I’ve been working with Supply Chain solutions since the early 2000s. It was a time that we did not many tool options but in general, the ones available, were very good.
The challenge at that time was more around user interface, integration with legacy systems, customization options, etc. (by the way, some of these problems are still present today in some cases)
One of the most difficult topics to deal with at that time was related to how setup your supply chain model, network, business rules and whether to use optimization or not in order to achieve best results.
At that time, I was mostly working as a consultant and had several clients in many different industries dealing with the same questions and trying to come up with a solution that was simple enough to maintain and still generating relevant data to support their decision-making process.
When looking to optimization methods, comparing many different parameters and variables to support business scenarios, it is never easy to find the right balance of complexity vs. expected results.

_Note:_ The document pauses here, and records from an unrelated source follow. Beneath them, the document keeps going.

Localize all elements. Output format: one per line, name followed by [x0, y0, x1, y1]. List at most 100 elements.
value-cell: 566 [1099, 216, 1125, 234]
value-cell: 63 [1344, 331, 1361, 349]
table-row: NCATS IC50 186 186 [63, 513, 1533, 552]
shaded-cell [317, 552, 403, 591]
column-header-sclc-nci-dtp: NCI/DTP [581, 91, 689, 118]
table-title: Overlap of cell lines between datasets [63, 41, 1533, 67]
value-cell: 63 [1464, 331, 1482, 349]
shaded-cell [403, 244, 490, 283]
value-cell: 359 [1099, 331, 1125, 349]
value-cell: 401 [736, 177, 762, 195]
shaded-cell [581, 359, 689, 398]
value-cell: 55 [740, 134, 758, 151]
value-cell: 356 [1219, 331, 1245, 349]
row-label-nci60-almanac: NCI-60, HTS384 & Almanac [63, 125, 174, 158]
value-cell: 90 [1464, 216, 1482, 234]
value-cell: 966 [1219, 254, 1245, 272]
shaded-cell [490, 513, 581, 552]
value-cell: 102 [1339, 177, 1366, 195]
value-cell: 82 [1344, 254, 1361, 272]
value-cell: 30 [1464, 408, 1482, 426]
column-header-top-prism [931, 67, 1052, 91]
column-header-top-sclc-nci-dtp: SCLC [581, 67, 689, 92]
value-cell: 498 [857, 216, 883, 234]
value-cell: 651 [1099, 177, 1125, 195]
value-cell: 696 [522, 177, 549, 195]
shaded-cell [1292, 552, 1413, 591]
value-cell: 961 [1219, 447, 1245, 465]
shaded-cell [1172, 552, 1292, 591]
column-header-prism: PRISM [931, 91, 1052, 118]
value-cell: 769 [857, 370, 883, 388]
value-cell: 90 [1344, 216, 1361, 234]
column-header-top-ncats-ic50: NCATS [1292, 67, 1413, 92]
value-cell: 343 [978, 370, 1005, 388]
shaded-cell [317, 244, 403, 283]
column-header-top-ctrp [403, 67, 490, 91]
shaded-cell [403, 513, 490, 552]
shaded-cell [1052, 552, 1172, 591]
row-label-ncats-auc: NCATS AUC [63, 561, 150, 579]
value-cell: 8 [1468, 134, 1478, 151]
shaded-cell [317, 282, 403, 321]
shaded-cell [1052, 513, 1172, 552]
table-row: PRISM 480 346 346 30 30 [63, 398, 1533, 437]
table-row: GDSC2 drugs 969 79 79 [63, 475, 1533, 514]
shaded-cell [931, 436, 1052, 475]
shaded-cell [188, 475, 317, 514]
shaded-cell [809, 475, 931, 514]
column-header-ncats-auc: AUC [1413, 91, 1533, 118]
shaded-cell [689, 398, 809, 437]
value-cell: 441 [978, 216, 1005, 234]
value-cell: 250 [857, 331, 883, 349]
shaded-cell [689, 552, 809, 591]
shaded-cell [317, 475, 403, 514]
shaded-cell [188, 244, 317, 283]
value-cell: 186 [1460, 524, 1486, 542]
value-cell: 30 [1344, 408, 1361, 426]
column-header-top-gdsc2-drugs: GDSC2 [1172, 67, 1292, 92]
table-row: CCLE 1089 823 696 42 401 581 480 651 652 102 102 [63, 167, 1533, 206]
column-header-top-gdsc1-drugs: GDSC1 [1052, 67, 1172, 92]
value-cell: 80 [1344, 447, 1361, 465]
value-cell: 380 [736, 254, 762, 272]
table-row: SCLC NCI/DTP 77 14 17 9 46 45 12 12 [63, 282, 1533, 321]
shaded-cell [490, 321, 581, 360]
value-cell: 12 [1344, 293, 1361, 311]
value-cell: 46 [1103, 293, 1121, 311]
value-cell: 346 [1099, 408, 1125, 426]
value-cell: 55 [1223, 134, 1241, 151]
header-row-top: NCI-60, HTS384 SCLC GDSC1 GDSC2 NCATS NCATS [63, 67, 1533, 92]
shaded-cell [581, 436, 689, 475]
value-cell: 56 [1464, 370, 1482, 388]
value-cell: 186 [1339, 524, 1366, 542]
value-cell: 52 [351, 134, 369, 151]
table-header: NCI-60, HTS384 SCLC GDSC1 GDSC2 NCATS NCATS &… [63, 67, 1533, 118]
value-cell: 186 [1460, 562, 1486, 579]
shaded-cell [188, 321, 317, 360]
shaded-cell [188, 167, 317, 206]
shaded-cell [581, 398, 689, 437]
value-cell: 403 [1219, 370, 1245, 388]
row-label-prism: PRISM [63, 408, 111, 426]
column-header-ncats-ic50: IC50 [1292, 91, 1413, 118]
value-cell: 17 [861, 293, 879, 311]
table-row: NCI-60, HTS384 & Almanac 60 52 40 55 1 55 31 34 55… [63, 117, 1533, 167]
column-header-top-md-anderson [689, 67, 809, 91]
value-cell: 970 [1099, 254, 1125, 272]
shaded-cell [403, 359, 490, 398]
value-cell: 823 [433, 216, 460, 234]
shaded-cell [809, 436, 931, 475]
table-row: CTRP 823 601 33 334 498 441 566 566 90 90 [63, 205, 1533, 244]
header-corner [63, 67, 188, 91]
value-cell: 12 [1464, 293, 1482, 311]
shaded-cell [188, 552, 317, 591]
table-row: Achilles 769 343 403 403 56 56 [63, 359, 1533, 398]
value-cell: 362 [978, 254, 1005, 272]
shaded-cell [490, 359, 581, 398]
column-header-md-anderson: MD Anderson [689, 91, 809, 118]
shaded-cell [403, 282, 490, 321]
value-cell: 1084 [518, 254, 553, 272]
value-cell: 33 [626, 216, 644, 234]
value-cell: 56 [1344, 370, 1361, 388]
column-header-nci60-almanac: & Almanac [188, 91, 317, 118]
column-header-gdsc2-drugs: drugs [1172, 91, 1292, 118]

Usually in order to get more relevant results, the number of parameters will grow and that impacts directly in the execution time.
Given that most companies run those optimization processes every night, along with data updates, backups, etc., the execution window gets limited and, in most cases, there is a need to limit the running time of those, to fit into the time dedicated to every process step. That also going to impact on the results since the optimizer most likely will not have enough time to come up with the optimal plan based on all parameters. Also, the required hardware to support those solutions was very expensive and usually a bottleneck that we had to take into consideration.
This balance between model complexity, parameters, execution time and expected results was always very difficult to handle, especially in large companies where the number of SKUs was very high.